A novel control method for solving high-dimensional Hamiltonian systems through deep neural networks
This work addresses computational challenges in high-dimensional systems for researchers in applied mathematics and machine learning, though it appears incremental as it builds on existing FBSDE methods.
The paper tackles solving high-dimensional stochastic Hamiltonian systems by proposing a novel control method using deep neural networks, resulting in algorithms that converge faster and more stably than prior methods, requiring fewer training steps.
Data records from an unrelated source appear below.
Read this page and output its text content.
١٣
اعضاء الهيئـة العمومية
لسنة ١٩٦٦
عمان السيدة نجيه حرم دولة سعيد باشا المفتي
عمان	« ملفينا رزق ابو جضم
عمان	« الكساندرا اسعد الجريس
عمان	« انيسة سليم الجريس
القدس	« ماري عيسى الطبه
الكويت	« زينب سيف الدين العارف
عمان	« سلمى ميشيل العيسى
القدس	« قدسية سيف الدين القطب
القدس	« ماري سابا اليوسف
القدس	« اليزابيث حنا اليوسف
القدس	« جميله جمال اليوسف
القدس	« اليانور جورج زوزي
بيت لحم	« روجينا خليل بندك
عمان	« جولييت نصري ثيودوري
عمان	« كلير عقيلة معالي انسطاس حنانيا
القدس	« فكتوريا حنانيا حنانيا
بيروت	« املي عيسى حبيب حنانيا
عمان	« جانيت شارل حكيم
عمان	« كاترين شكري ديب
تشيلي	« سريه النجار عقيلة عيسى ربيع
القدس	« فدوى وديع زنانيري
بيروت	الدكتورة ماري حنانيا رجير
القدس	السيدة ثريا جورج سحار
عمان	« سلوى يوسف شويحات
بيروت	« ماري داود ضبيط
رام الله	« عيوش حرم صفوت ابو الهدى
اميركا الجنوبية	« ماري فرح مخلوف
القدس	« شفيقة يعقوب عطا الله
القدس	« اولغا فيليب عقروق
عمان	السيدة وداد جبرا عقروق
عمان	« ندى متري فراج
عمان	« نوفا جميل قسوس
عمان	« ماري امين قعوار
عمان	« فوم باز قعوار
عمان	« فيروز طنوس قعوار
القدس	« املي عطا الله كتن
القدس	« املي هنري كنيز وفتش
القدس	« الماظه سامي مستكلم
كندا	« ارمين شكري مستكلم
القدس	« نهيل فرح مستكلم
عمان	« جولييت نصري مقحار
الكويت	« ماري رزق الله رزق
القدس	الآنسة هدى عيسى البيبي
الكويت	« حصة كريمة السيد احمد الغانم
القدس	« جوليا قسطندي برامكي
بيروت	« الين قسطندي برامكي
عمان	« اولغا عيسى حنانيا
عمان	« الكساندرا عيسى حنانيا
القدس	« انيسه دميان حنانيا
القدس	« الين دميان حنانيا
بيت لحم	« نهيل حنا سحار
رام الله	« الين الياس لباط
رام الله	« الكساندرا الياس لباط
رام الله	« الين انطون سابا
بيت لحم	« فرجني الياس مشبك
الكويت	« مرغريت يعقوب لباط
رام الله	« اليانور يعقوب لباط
In this paper, we mainly focus on solving high-dimensional stochastic Hamiltonian systems with boundary condition, which is essentially a Forward Backward Stochastic Differential Equation (FBSDE in short), and propose a novel method from the view of the stochastic control. In order to obtain the approximated solution of the Hamiltonian system, we first introduce a corresponding stochastic optimal control problem such that the extended Hamiltonian system of the control problem is exactly what we need to solve, then we develop two different algorithms suitable for different cases of the control problem and approximate the stochastic control via deep neural networks. From the numerical results, comparing with the Deep FBSDE method developed previously from the view of solving FBSDEs, the novel algorithms converge faster, which means that they require fewer training steps, and demonstrate more stable convergences for different Hamiltonian systems.